Slightly unconventional it may be, but it works, and I liked it.
A separate display for the car’s infotainment systems is similarly mounted in a high position at the top of the dashboard, which means the driver doesn’t have to look down and away from the road to see the key information they need while driving the car.
Inside, the materials employed in the cabin have a quality look and feel, with nice combinations of cloth, leather, glossy black trim and panoramic glass sunroofs available on various models, depending on which of the five trim levels you choose. Buyers can pick from Access, Access+, Active, Allure and Feline.
I travelled to the picturesque Sintra area of Portugal, not far from Lisbon, to drive the new model for the first time, and have to say I was impressed with car, if not the weather, which was decidedly foul on the day we arrived, with low cloud which spoilt the views, or actually hid them altogether!
Among the engines to test were a brand new 1.2-litre three-cylinder unit with 82bhp. Peugeot only had three examples available to drive, but I did manage to grab one for a brief drive and found it to be a willing performer. It will make a nippy town car with good economy and low C02 104g/km, but on the hilly route we drove it on, it needed a few gear changes to find the power.
I also drove the 120hp 1.6-litre VTI engine, which is carried over from the existing 207. It was a disappointment, to be honest. The gearing felt wrong, with little low-end torque which meant it had to be revved to find the power, while on the motorway, it needed a sixth gear to bring the revs down from 3,500rpm to a more sensible level. This engine is a low volume seller and I wouldn’t be surprised if it is phased out in the next year or two. Probably just as well.
The 1.6-litre HDI diesel powered car provided a nice blend of performance and economy, again with low C02 emissions of 98g/km. It cruised quietly on the motorway and did everything well, but for me, the pick of the range, and the car expected to be one of the biggest sellers, was the 1.4-litre petrol engine.
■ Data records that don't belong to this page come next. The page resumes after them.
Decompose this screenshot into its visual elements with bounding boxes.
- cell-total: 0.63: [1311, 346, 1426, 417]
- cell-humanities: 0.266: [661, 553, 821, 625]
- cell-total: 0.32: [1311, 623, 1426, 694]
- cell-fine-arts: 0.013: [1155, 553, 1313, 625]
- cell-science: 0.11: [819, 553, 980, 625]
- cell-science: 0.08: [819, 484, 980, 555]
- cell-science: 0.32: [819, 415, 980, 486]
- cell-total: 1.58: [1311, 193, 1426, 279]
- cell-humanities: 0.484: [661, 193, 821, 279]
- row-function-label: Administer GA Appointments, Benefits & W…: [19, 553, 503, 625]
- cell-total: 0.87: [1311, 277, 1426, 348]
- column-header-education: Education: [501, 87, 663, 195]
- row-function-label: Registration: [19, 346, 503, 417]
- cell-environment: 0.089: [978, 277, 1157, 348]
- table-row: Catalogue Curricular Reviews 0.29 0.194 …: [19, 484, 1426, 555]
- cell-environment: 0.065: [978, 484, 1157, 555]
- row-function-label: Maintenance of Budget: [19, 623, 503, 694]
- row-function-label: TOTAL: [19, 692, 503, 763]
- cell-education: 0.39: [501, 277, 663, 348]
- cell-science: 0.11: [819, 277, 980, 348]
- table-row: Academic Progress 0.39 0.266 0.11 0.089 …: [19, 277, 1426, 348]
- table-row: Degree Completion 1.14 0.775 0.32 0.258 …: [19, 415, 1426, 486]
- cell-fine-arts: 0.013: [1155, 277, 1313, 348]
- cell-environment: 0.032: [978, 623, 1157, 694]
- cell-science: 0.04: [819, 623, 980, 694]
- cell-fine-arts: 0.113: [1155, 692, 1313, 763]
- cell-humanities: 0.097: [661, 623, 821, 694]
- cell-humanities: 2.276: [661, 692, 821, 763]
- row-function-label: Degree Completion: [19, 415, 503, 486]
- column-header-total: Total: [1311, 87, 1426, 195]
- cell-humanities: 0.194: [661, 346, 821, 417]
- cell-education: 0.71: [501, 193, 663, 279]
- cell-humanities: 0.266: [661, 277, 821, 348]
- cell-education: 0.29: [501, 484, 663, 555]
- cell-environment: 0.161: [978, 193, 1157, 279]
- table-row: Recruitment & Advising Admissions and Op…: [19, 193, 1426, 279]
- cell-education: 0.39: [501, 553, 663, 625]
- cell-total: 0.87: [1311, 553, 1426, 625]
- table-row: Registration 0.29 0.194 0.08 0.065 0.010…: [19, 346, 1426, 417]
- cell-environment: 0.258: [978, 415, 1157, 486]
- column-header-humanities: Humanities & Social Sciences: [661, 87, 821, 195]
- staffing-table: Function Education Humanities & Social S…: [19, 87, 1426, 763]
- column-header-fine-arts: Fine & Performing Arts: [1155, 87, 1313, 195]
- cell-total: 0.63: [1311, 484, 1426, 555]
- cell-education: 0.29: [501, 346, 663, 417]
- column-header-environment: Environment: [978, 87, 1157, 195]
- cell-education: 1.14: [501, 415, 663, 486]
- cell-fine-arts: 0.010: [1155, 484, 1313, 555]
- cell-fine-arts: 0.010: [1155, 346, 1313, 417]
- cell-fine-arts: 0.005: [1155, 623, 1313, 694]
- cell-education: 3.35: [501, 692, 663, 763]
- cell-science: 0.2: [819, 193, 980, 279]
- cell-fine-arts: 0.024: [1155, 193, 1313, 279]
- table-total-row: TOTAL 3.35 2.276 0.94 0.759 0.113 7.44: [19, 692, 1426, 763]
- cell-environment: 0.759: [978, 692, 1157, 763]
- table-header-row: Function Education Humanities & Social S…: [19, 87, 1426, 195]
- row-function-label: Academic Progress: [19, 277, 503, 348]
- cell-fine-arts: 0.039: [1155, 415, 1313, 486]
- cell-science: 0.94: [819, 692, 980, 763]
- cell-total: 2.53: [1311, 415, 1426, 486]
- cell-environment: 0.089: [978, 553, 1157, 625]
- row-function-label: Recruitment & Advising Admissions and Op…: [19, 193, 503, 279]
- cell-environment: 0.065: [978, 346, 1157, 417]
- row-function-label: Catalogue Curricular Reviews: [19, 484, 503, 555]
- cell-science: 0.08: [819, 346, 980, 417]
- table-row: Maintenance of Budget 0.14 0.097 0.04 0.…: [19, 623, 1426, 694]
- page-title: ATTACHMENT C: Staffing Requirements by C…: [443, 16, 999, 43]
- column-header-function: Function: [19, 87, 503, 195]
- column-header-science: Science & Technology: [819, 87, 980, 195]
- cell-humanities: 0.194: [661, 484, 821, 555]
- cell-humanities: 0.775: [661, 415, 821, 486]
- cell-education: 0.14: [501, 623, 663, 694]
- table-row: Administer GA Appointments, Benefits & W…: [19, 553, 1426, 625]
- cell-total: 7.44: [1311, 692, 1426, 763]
There seemed to be little difference in performance between this car and the 1.6, but this version was far more responsive to drive, and accelerated willingly when asked.
All the cars seemed to handle well in the mixed conditions we encountered, and there is enough room in the back of the 208 for six-footers to sit comfortably – just, thanks to an extra 5cm of space.
For those who like a bit more get-up-and-go, there is a 156bhp turbo-charged engine available at launch which has already been seen in other Peugeot and BMW models, including the Mini, and although Peugeot wouldn’t officially confirm the arrival of a GTI, expect to see one in a showroom near you fairly soon. Also in the pipeline are Start/Stop versions of the new three-cylinder engine, as well as a turbo-charged version and e-HDi hybrid models.
THE VITAL STATISTICS
MODEL: Peugeot 208 range.
BODY STYLES: 3 or 5-door hatchback
ENGINES: Diesel range: 1.4 HDi, 68bhp, 1.4 e-HDi 68bhp, 1.6 e-HDi 92bhp, 1.6 e-HDi 92bhp Stop&Start and 1.6 e-HDi 115bhp. Petrol range: 1.0 Vi 68bhp, 1.2 VTi 82bhp, 1.4 95bhp, 1.6 VTi 120bhp and 1.6 THP 156bhp.
TRIM GRADES: Access, Access+, Active, Allure, Feline.
PRICES: From £9,995
IN THE SHOWROOM: June
All data correct at time of publishing.